Los Angeles
By Andrea Scarpino
For the past two weeks, Zac and I have been on a writing retreat in our apartment. Every weekday, we write, read or do research from 8am to 3pm, with one hour over lunch we use to check email, read the news, make phone calls, etc. Zac is trying to finish his dissertation by the Fall, so the retreat is providing him with concentrated time to make serious progress, and I’m trying to finish (or abandon) a collection of poems.
So every weekday, at our two desks in the living room (we live in a one-bedroom apartment—hey, it’s Los Angeles!), we write and read for six hours as if we’re punching in a clock at the office. Evenings feel totally liberated—I can watch TV if I want to!—because I know that I’ve already put in my day’s work and there’s nothing hanging over my head. Weekends are so free, they actually scare me. Who is this woman who doesn’t spend all weekend grading papers or feeling guilty about not writing and instead, maybe, takes a nap? Reads the NY Times online? The weekend unfolds with so much possibility that I don’t even know what to do with myself for most of it. Which is something I haven’t felt for the better part of two years.
For the past two years, I’ve been working as an adjunct professor at one university and as a half-time professor at another. I haven’t taught fewer than five classes each semester in that time. I love teaching but I also wonder if academia is really the right place for poets and writers. Of course, I’m able to do the writing retreat in part because I have the month of June free from teaching (both of my universities end classes in May), so there is a definite privilege that comes with academia.

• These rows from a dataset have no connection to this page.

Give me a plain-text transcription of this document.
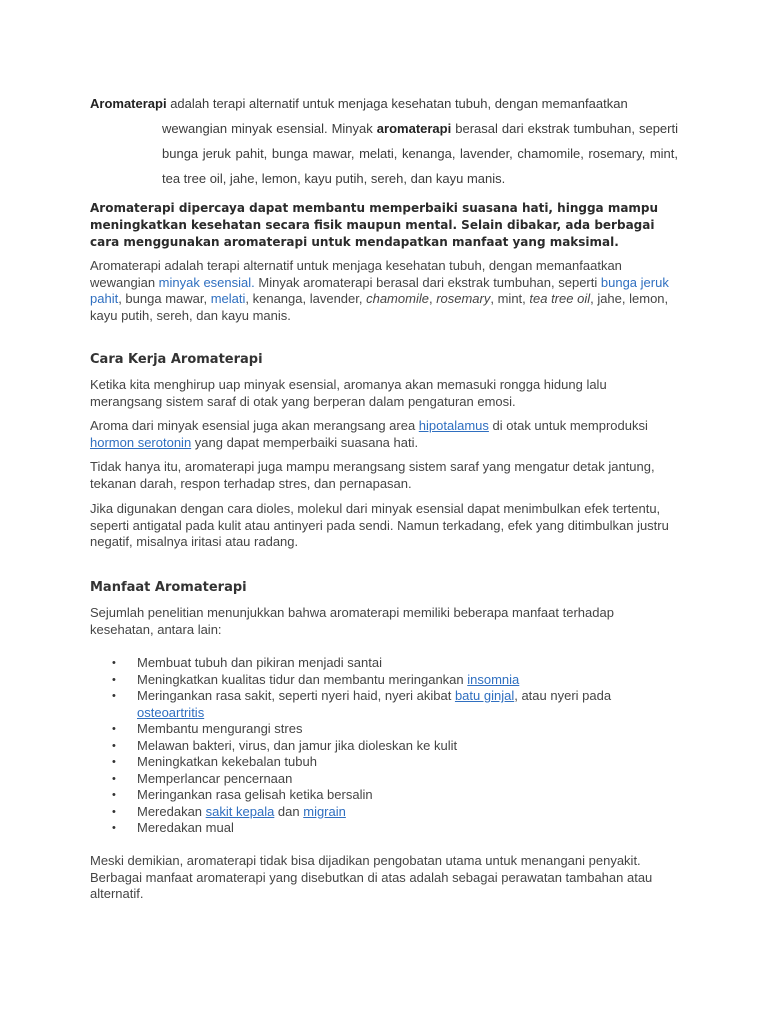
Aromaterapi adalah terapi alternatif untuk menjaga kesehatan tubuh, dengan memanfaatkan

wewangian minyak esensial. Minyak aromaterapi berasal dari ekstrak tumbuhan, seperti bunga jeruk pahit, bunga mawar, melati, kenanga, lavender, chamomile, rosemary, mint, tea tree oil, jahe, lemon, kayu putih, sereh, dan kayu manis.

Aromaterapi dipercaya dapat membantu memperbaiki suasana hati, hingga mampu meningkatkan kesehatan secara fisik maupun mental. Selain dibakar, ada berbagai cara menggunakan aromaterapi untuk mendapatkan manfaat yang maksimal.

Aromaterapi adalah terapi alternatif untuk menjaga kesehatan tubuh, dengan memanfaatkan wewangian minyak esensial. Minyak aromaterapi berasal dari ekstrak tumbuhan, seperti bunga jeruk pahit, bunga mawar, melati, kenanga, lavender, chamomile, rosemary, mint, tea tree oil, jahe, lemon, kayu putih, sereh, dan kayu manis.

Cara Kerja Aromaterapi

Ketika kita menghirup uap minyak esensial, aromanya akan memasuki rongga hidung lalu merangsang sistem saraf di otak yang berperan dalam pengaturan emosi.

Aroma dari minyak esensial juga akan merangsang area hipotalamus di otak untuk memproduksi hormon serotonin yang dapat memperbaiki suasana hati.

Tidak hanya itu, aromaterapi juga mampu merangsang sistem saraf yang mengatur detak jantung, tekanan darah, respon terhadap stres, dan pernapasan.

Jika digunakan dengan cara dioles, molekul dari minyak esensial dapat menimbulkan efek tertentu, seperti antigatal pada kulit atau antinyeri pada sendi. Namun terkadang, efek yang ditimbulkan justru negatif, misalnya iritasi atau radang.

Manfaat Aromaterapi

Sejumlah penelitian menunjukkan bahwa aromaterapi memiliki beberapa manfaat terhadap kesehatan, antara lain:

• Membuat tubuh dan pikiran menjadi santai
• Meningkatkan kualitas tidur dan membantu meringankan insomnia
• Meringankan rasa sakit, seperti nyeri haid, nyeri akibat batu ginjal, atau nyeri pada osteoartritis
• Membantu mengurangi stres
• Melawan bakteri, virus, dan jamur jika dioleskan ke kulit
• Meningkatkan kekebalan tubuh
• Memperlancar pencernaan
• Meringankan rasa gelisah ketika bersalin
• Meredakan sakit kepala dan migrain
• Meredakan mual

Meski demikian, aromaterapi tidak bisa dijadikan pengobatan utama untuk menangani penyakit. Berbagai manfaat aromaterapi yang disebutkan di atas adalah sebagai perawatan tambahan atau alternatif.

But teaching also can be all-encompassing—there’s an amorphous quality to the job that makes checking out at the end of the day difficult. There’s always another student email to respond to, or late paper to grade, or lesson plan to write. Officially, I’m only on campus twice a week for a certain number of hours, but unofficially, my work stretches and stretches and stretches. And during crunch times like the end of the semester, my own writing falls into oblivion. I just don’t have time.
It’s in those moments when I wonder about the marriage between academia and writing. Maybe we would better serve students by having professors who just teach? Who don’t have their own projects pulling them in a million directions, but just love teaching. And maybe writers would have more time—entire evenings, entire weekends—to do their own work if they spent their day in non-teaching jobs. Poetic history is full of writers with non-academic jobs—who are doctors, insurance salesman, housewives, museum curators. . . And the nice thing about these jobs is that they’re concrete, with specific ending times and specific duties (well, except for the housewife, who’s “on” all the time). You clock in, do your work, and leave. Evenings are for you to use as you please, by writing perhaps.
Of course, I’ve worked office jobs, and those evenings were often lost because I was exhausted or had to run errands, or any other myriad things. So maybe that’s not the best solution either. But I have to believe there’s a way to earn enough money to live, and still have time to do the writing I want to do. And I’m not convinced it’s academia.